The flowcharts and block diagrams in the figures illustrate the architecture, functionality, and operation of possible implementations of systems, methods, and computer program products according to various aspects of the present disclosure. In this regard, each block in the flowchart or block diagrams may represent a module, segment, or portion of code, which comprises one or more executable instructions for implementing the specified logical function(s). It should also be noted that, in some alternative implementations, the functions noted in the block may occur out of the order noted in the figures. For example, two blocks shown in succession may, in fact, be executed substantially concurrently, or the blocks may sometimes be executed in the reverse order, depending upon the functionality involved. It will also be noted that each block of the block diagrams and/or flowchart illustration, and combinations of blocks in the block diagrams and/or flowchart illustration, can be implemented by special purpose hardware-based systems that perform the specified functions or acts, or combinations of special purpose hardware and computer instructions.

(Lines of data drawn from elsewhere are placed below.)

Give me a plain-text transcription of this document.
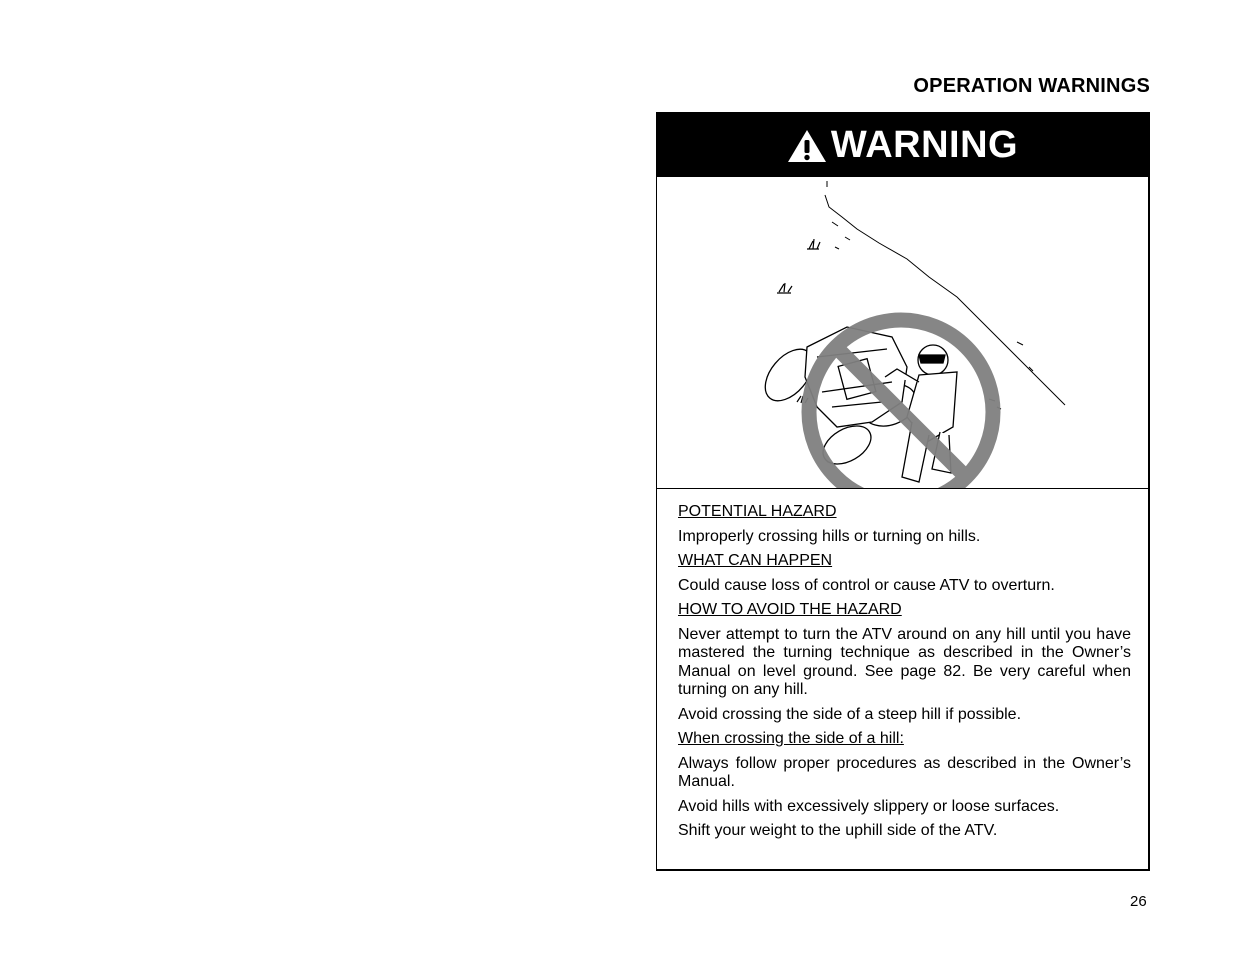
OPERATION WARNINGS
WARNING

POTENTIAL HAZARD

Improperly crossing hills or turning on hills.

WHAT CAN HAPPEN

Could cause loss of control or cause ATV to overturn.

HOW TO AVOID THE HAZARD

Never attempt to turn the ATV around on any hill until you have mastered the turning technique as described in the Owner’s Manual on level ground. See page 82. Be very careful when turning on any hill.

Avoid crossing the side of a steep hill if possible.

When crossing the side of a hill:

Always follow proper procedures as described in the Owner’s Manual.

Avoid hills with excessively slippery or loose surfaces.

Shift your weight to the uphill side of the ATV.

26
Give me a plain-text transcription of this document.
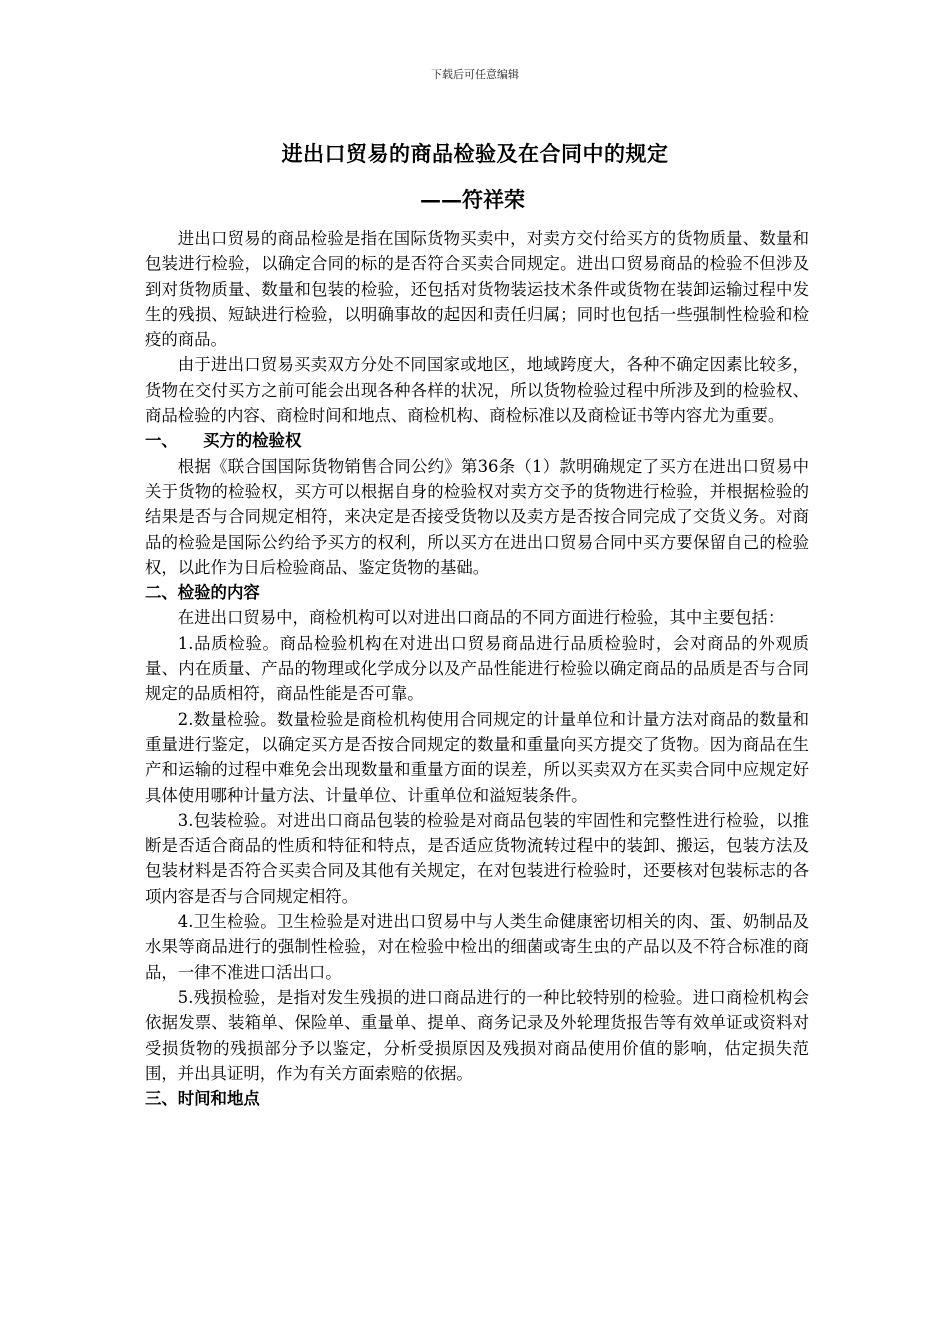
下载后可任意编辑
进出口贸易的商品检验及在合同中的规定
——符祥荣

进出口贸易的商品检验是指在国际货物买卖中，对卖方交付给买方的货物质量、数量和包装进行检验，以确定合同的标的是否符合买卖合同规定。进出口贸易商品的检验不但涉及到对货物质量、数量和包装的检验，还包括对货物装运技术条件或货物在装卸运输过程中发生的残损、短缺进行检验，以明确事故的起因和责任归属；同时也包括一些强制性检验和检疫的商品。

由于进出口贸易买卖双方分处不同国家或地区，地域跨度大，各种不确定因素比较多，货物在交付买方之前可能会出现各种各样的状况，所以货物检验过程中所涉及到的检验权、商品检验的内容、商检时间和地点、商检机构、商检标准以及商检证书等内容尤为重要。

一、 买方的检验权

根据《联合国国际货物销售合同公约》第36条（1）款明确规定了买方在进出口贸易中关于货物的检验权，买方可以根据自身的检验权对卖方交予的货物进行检验，并根据检验的结果是否与合同规定相符，来决定是否接受货物以及卖方是否按合同完成了交货义务。对商品的检验是国际公约给予买方的权利，所以买方在进出口贸易合同中买方要保留自己的检验权，以此作为日后检验商品、鉴定货物的基础。

二、检验的内容

在进出口贸易中，商检机构可以对进出口商品的不同方面进行检验，其中主要包括：

1.品质检验。商品检验机构在对进出口贸易商品进行品质检验时，会对商品的外观质量、内在质量、产品的物理或化学成分以及产品性能进行检验以确定商品的品质是否与合同规定的品质相符，商品性能是否可靠。

2.数量检验。数量检验是商检机构使用合同规定的计量单位和计量方法对商品的数量和重量进行鉴定，以确定买方是否按合同规定的数量和重量向买方提交了货物。因为商品在生产和运输的过程中难免会出现数量和重量方面的误差，所以买卖双方在买卖合同中应规定好具体使用哪种计量方法、计量单位、计重单位和溢短装条件。

3.包装检验。对进出口商品包装的检验是对商品包装的牢固性和完整性进行检验，以推断是否适合商品的性质和特征和特点，是否适应货物流转过程中的装卸、搬运，包装方法及包装材料是否符合买卖合同及其他有关规定，在对包装进行检验时，还要核对包装标志的各项内容是否与合同规定相符。

4.卫生检验。卫生检验是对进出口贸易中与人类生命健康密切相关的肉、蛋、奶制品及水果等商品进行的强制性检验，对在检验中检出的细菌或寄生虫的产品以及不符合标准的商品，一律不准进口活出口。

5.残损检验，是指对发生残损的进口商品进行的一种比较特别的检验。进口商检机构会依据发票、装箱单、保险单、重量单、提单、商务记录及外轮理货报告等有效单证或资料对受损货物的残损部分予以鉴定，分析受损原因及残损对商品使用价值的影响，估定损失范围，并出具证明，作为有关方面索赔的依据。

三、时间和地点
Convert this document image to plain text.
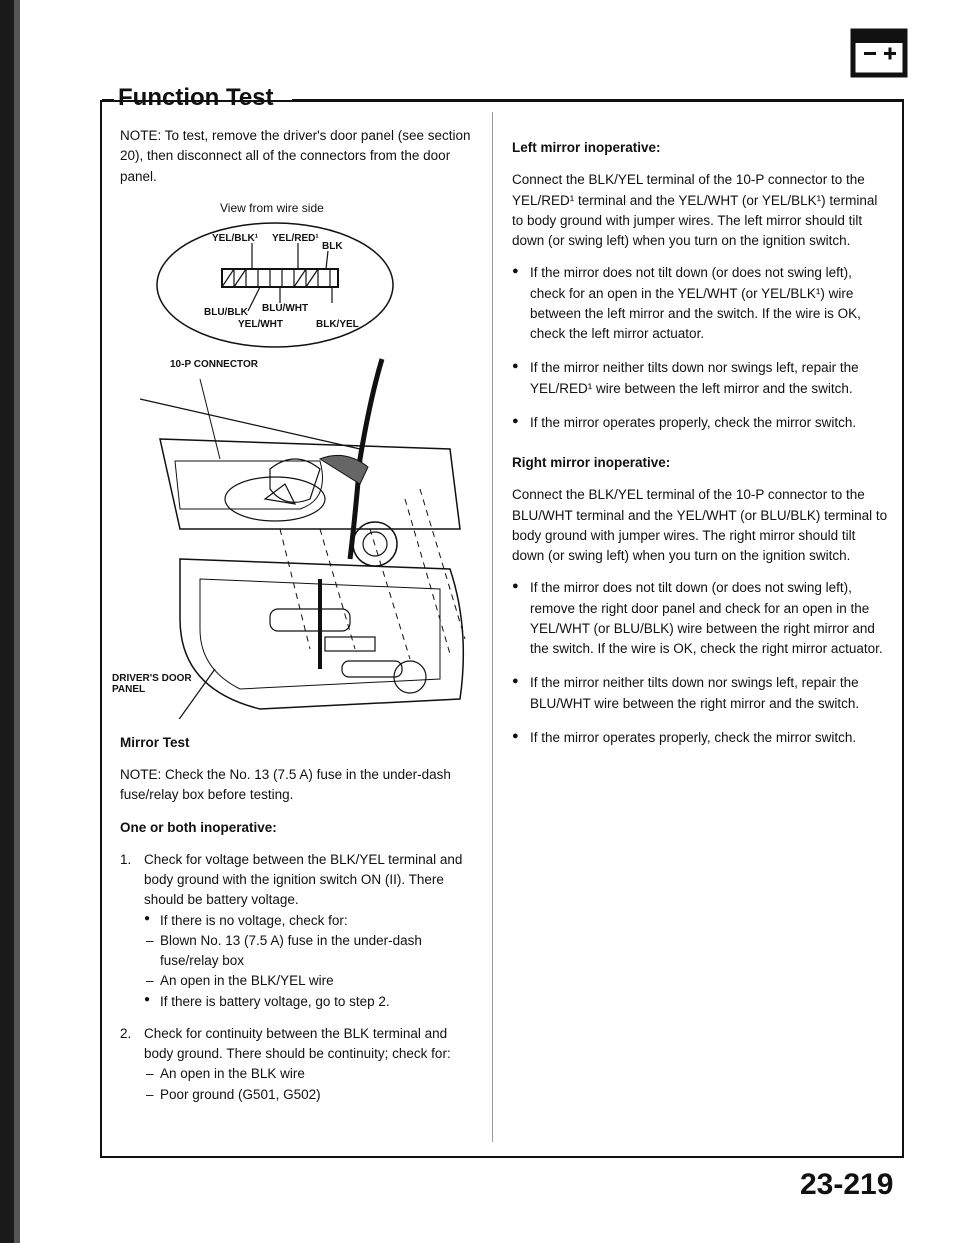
Function Test

NOTE: To test, remove the driver's door panel (see section 20), then disconnect all of the connectors from the door panel.

View from wire side
YEL/BLK¹ YEL/RED¹
BLK
BLU/BLK BLU/WHT
YEL/WHT	BLK/YEL
10-P CONNECTOR
DRIVER'S DOOR PANEL

Mirror Test

NOTE: Check the No. 13 (7.5 A) fuse in the under-dash fuse/relay box before testing.

One or both inoperative:

1. Check for voltage between the BLK/YEL terminal and body ground with the ignition switch ON (II). There should be battery voltage.
● If there is no voltage, check for:
– Blown No. 13 (7.5 A) fuse in the under-dash fuse/relay box
– An open in the BLK/YEL wire
● If there is battery voltage, go to step 2.
2. Check for continuity between the BLK terminal and body ground. There should be continuity; check for:
– An open in the BLK wire
– Poor ground (G501, G502)

Left mirror inoperative:

Connect the BLK/YEL terminal of the 10-P connector to the YEL/RED¹ terminal and the YEL/WHT (or YEL/BLK¹) terminal to body ground with jumper wires. The left mirror should tilt down (or swing left) when you turn on the ignition switch.

● If the mirror does not tilt down (or does not swing left), check for an open in the YEL/WHT (or YEL/BLK¹) wire between the left mirror and the switch. If the wire is OK, check the left mirror actuator.
● If the mirror neither tilts down nor swings left, repair the YEL/RED¹ wire between the left mirror and the switch.
● If the mirror operates properly, check the mirror switch.

Right mirror inoperative:

Connect the BLK/YEL terminal of the 10-P connector to the BLU/WHT terminal and the YEL/WHT (or BLU/BLK) terminal to body ground with jumper wires. The right mirror should tilt down (or swing left) when you turn on the ignition switch.

● If the mirror does not tilt down (or does not swing left), remove the right door panel and check for an open in the YEL/WHT (or BLU/BLK) wire between the right mirror and the switch. If the wire is OK, check the right mirror actuator.
● If the mirror neither tilts down nor swings left, repair the BLU/WHT wire between the right mirror and the switch.
● If the mirror operates properly, check the mirror switch.
23-219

It should also be noted that in some alternate implementations, the functions/acts noted in the blocks may occur out of the order noted in the flowcharts. For example, two blocks shown in succession may in fact be executed substantially concurrently or the blocks may sometimes be executed in the reverse order, depending upon the functionality/acts involved. Moreover, the functionality of a given block of the flowcharts and/or block diagrams may be separated into multiple blocks and/or the functionality of two or more blocks of the flowcharts and/or block diagrams may be at least partially integrated. Finally, other blocks may be added/inserted between the blocks that are illustrated. Moreover, although some of the diagrams include arrows on communication paths to show a primary direction of communication, it is to be understood that communication may occur in the opposite direction to the depicted arrows.
Many different embodiments have been disclosed herein, in connection with the above description and the drawings. It will be understood that it would be unduly repetitious and obfuscating to literally describe and illustrate every combination and subcombination of these embodiments. Accordingly, the present specification, including the drawings, shall be construed to constitute a complete written description of various example combinations and subcombinations of embodiments and of the manner and process of making and using them, and shall support claims to any such combination or subcombination. Many variations and modifications can be made to the embodiments without substantially departing from the principles described herein. All such variations and modifications are intended to be included herein within the scope of the embodiments of the present invention.